Tragic, but necessary. We can't be placing love of another human over our love for Mormonism. Marriage is so much more. Some teachers of the youth even complain about the expression "marry in the temple" because they feel it makes light of the ordinance and prefer instead "to call the Lord’s way of marriage the 'sealing ordinance' or 'being sealed.'" This isn't just a marriage, it's a godly right of passage; this togetherness isn't simply for time, it's FOR ETERNITY.

Sealings are more than just some silly hoopla Mormons have added to their religion in attempts to legitimize polygamy or an attempt to create an analogous rite to the the highest sacrament of Catholicism, and anyone telling you otherwise is just speculating.

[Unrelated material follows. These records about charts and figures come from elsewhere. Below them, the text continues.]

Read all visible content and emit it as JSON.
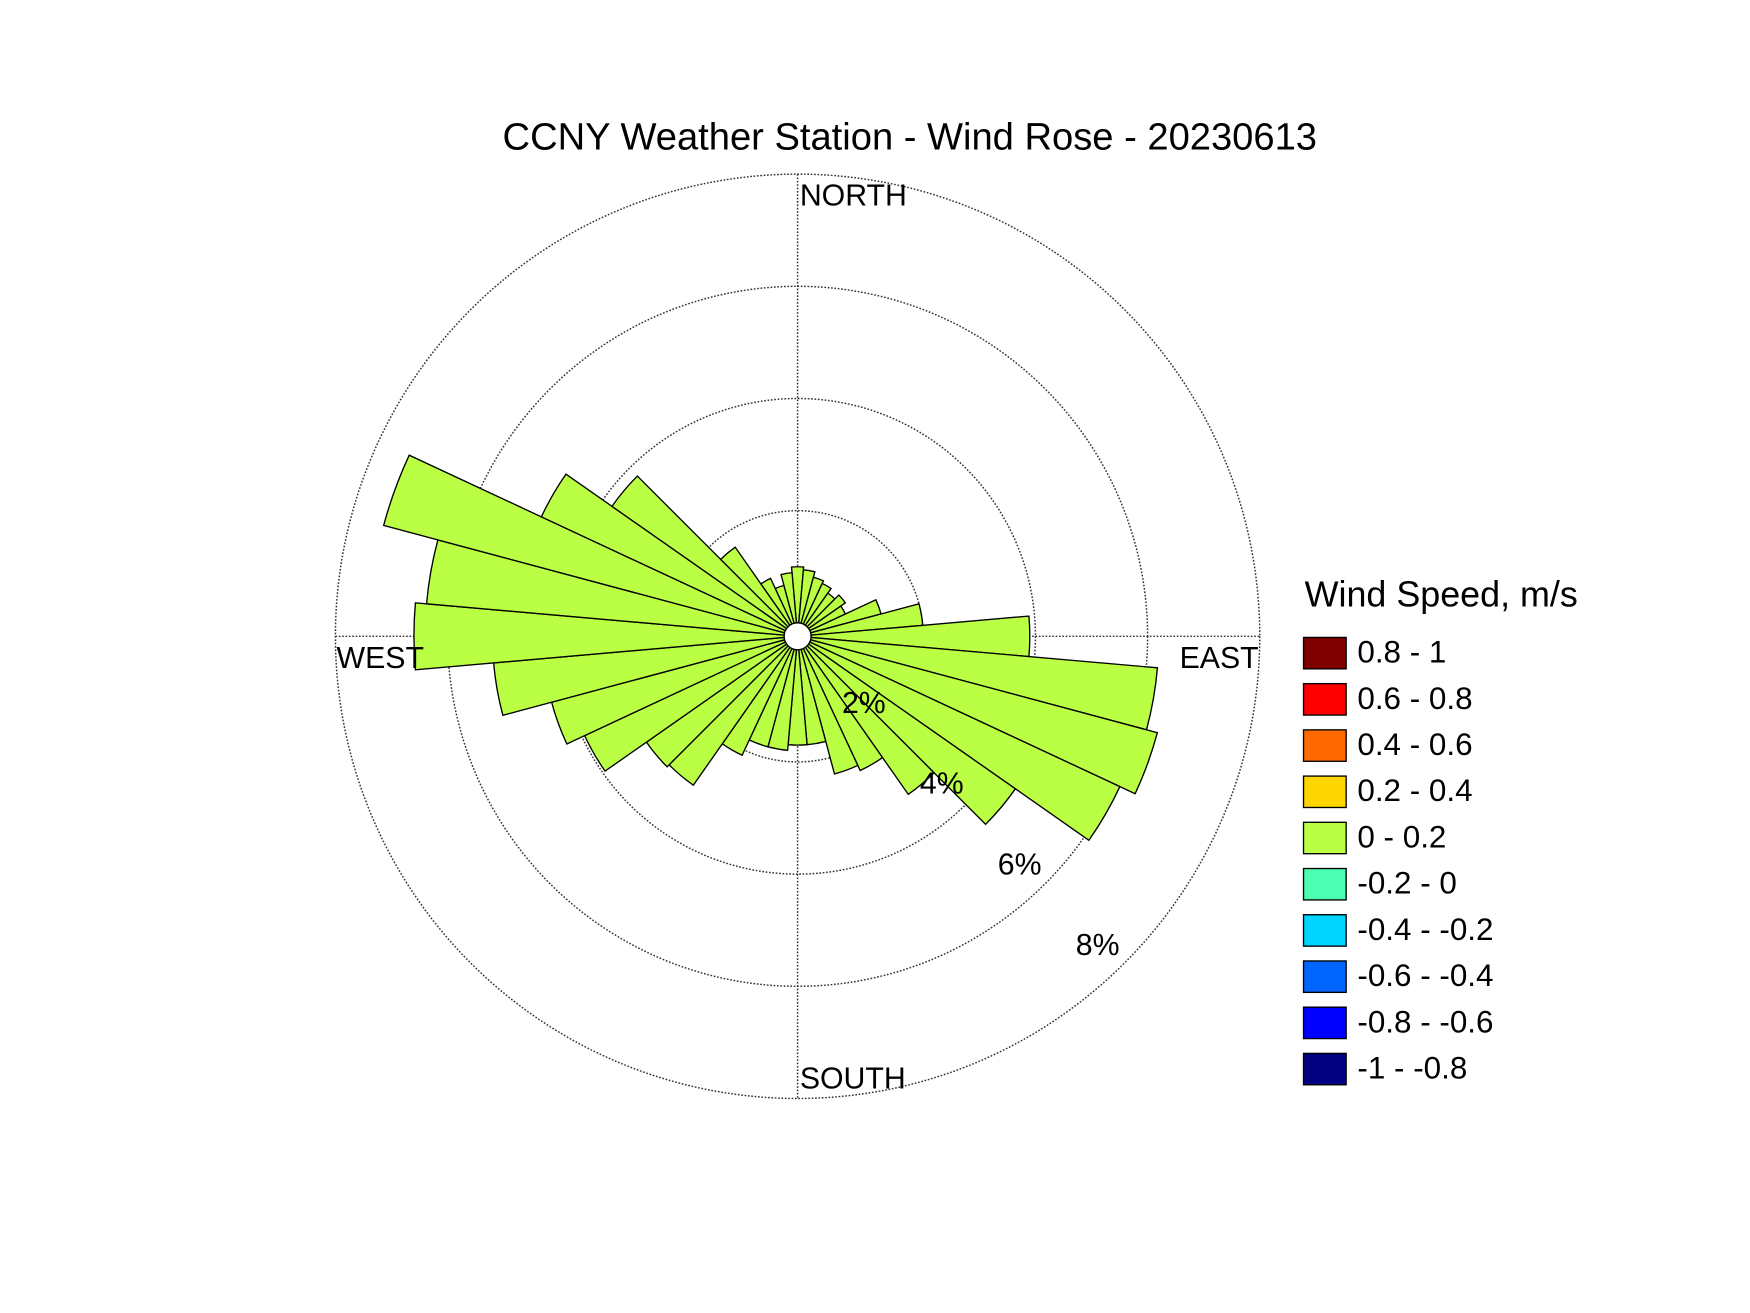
{
  "chart_data": {
    "type": "windrose",
    "title": "CCNY Weather Station - Wind Rose - 20230613",
    "compass_labels": {
      "north": "NORTH",
      "east": "EAST",
      "south": "SOUTH",
      "west": "WEST"
    },
    "theta": [
      0,
      10,
      20,
      30,
      40,
      50,
      60,
      70,
      80,
      90,
      100,
      110,
      120,
      130,
      140,
      150,
      160,
      170,
      180,
      190,
      200,
      210,
      220,
      230,
      240,
      250,
      260,
      270,
      280,
      290,
      300,
      310,
      320,
      330,
      340,
      350
    ],
    "rlim": [
      0,
      8
    ],
    "rticks": [
      {
        "value": 2,
        "label": "2%"
      },
      {
        "value": 4,
        "label": "4%"
      },
      {
        "value": 6,
        "label": "6%"
      },
      {
        "value": 8,
        "label": "8%"
      }
    ],
    "grid": true,
    "legend_title": "Wind Speed, m/s",
    "series": [
      {
        "name": "0.8 - 1",
        "color": "#800000"
      },
      {
        "name": "0.6 - 0.8",
        "color": "#ff0000"
      },
      {
        "name": "0.4 - 0.6",
        "color": "#ff6a00"
      },
      {
        "name": "0.2 - 0.4",
        "color": "#ffd500"
      },
      {
        "name": "0 - 0.2",
        "color": "#bbff44",
        "values": [
          1.0,
          0.95,
          0.85,
          0.8,
          0.7,
          0.8,
          0.7,
          1.3,
          2.0,
          3.9,
          6.2,
          6.4,
          6.1,
          4.5,
          3.2,
          2.4,
          2.3,
          1.7,
          1.7,
          1.8,
          1.8,
          2.1,
          3.0,
          3.05,
          3.95,
          4.3,
          5.2,
          6.6,
          6.4,
          7.4,
          4.8,
          3.8,
          1.7,
          0.9,
          0.7,
          0.9
        ]
      },
      {
        "name": "-0.2 - 0",
        "color": "#4dffb3"
      },
      {
        "name": "-0.4 - -0.2",
        "color": "#00d4ff"
      },
      {
        "name": "-0.6 - -0.4",
        "color": "#0066ff"
      },
      {
        "name": "-0.8 - -0.6",
        "color": "#0000ff"
      },
      {
        "name": "-1 - -0.8",
        "color": "#000080"
      }
    ]
  }
}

The fact is that as much as God loves you, he can't respect your love unless you proved your commitment to him and your spouse at one of his alters. Period. God's house is a house of order (D&C 132:8), and there's nothing confusing or disorderly about making sure everyone on earth who loves him marries in his holy house. So don't worry about the guy who's sealed to three different women, all of whom learned to hate him deeply and divorced him; don't worry about if the atheist grandfather you vicariously sealed to your grandmother probably won't accept the ordinance but your grandma probably will; don't worry that Joseph Smith was sealed to 11 women who were already married to other Mormon leaders; don't worry about your brother who's sealed to an unfaithful woman who doesn't love or deserve him; don't worry about anything, it all makes sense to God.

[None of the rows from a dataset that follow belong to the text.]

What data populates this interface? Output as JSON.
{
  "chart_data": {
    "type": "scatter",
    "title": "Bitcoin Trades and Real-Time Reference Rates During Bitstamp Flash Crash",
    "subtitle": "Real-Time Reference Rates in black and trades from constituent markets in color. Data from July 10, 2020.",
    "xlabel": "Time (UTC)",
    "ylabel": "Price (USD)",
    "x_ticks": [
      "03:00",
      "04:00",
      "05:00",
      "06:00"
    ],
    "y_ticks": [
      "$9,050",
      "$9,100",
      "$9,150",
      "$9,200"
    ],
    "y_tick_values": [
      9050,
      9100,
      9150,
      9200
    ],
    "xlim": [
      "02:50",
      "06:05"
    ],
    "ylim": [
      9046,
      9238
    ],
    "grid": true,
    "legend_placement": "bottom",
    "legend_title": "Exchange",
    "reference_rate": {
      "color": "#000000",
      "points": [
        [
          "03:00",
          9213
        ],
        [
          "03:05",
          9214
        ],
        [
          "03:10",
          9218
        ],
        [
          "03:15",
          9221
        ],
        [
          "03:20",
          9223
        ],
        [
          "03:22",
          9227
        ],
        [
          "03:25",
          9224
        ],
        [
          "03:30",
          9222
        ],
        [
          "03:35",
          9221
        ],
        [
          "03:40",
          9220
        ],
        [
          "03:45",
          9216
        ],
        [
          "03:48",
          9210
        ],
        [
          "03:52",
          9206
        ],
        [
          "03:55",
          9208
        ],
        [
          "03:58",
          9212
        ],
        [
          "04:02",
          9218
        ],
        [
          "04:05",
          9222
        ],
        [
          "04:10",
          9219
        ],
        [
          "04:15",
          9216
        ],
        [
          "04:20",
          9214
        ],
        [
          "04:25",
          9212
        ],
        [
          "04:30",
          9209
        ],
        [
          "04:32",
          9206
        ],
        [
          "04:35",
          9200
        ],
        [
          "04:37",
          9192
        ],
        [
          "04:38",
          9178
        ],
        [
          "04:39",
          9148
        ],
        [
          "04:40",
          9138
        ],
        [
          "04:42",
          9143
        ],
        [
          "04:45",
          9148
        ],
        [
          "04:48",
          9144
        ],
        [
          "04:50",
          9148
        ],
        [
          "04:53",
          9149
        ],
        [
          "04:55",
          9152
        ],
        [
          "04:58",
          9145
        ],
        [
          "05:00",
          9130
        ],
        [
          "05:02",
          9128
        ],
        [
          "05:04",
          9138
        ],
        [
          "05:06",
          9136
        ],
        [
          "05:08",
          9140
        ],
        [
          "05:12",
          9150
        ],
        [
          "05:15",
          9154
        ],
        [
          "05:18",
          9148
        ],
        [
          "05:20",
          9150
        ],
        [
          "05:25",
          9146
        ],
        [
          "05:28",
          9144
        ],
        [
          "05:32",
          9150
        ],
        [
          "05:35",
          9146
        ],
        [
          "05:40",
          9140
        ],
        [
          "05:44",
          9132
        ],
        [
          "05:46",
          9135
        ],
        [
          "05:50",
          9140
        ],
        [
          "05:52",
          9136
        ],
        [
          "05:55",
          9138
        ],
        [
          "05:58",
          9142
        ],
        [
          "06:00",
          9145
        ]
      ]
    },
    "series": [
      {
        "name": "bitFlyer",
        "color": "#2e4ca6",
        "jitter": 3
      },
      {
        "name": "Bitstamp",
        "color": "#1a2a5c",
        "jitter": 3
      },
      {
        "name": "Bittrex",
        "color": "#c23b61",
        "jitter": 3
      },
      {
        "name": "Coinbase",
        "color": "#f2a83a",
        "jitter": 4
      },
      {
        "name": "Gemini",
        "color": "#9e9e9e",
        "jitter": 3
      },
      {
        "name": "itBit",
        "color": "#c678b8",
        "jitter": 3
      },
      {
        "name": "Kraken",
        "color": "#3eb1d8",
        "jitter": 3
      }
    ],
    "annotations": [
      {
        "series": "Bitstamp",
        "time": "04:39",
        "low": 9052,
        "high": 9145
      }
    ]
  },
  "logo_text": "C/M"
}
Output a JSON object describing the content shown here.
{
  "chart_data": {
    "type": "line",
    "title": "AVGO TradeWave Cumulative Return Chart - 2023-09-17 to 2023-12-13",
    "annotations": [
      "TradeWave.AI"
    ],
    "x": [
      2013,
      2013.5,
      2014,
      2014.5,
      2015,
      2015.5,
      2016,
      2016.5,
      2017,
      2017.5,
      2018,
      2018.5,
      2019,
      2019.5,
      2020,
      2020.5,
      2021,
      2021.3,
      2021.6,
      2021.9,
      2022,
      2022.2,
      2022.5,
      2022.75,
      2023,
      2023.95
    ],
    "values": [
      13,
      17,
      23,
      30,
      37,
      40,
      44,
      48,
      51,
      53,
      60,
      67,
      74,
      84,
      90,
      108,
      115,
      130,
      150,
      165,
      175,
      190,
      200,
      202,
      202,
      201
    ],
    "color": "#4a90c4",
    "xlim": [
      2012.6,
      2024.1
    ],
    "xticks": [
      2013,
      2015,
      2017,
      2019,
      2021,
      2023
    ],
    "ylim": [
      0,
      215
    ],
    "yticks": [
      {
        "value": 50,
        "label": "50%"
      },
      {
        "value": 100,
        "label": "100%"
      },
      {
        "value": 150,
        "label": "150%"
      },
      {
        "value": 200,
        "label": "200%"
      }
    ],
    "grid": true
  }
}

And yet sometimes I can't help but think about how hard it can be for people to find love and how often the love they find lies outside of their religious culture. Sometimes I think about God being a completely loving and completely understanding father and just how his love and understanding might play out in the eternities. At times I think how strange it is that so many Mormon grandparents are convinced that all you need is a penis, a vagina, and two strong testimonies for a marriage to work. (It's almost as though Spencer Kimball said this: "it is certain that almost any good man and any good woman can have happiness and a successful marriage if both are willing to pay the price.) And maybe it is a little funny that Mormon kids think that they will conveniently find the person they will marry within their very limited ward boundaries.


Instead of pushing love away because temple requirements get in the way, wouldn't it be more respectful and loving in many cases to trust in God's love and celebrate the love a couple shares with each other? For many people life is too short and too hard to go it alone. It's also true that Mormonism can be very harsh on its single members. Can't God let his children embrace love and companionship as it presents itself without putting harsh parameters on who qualifies?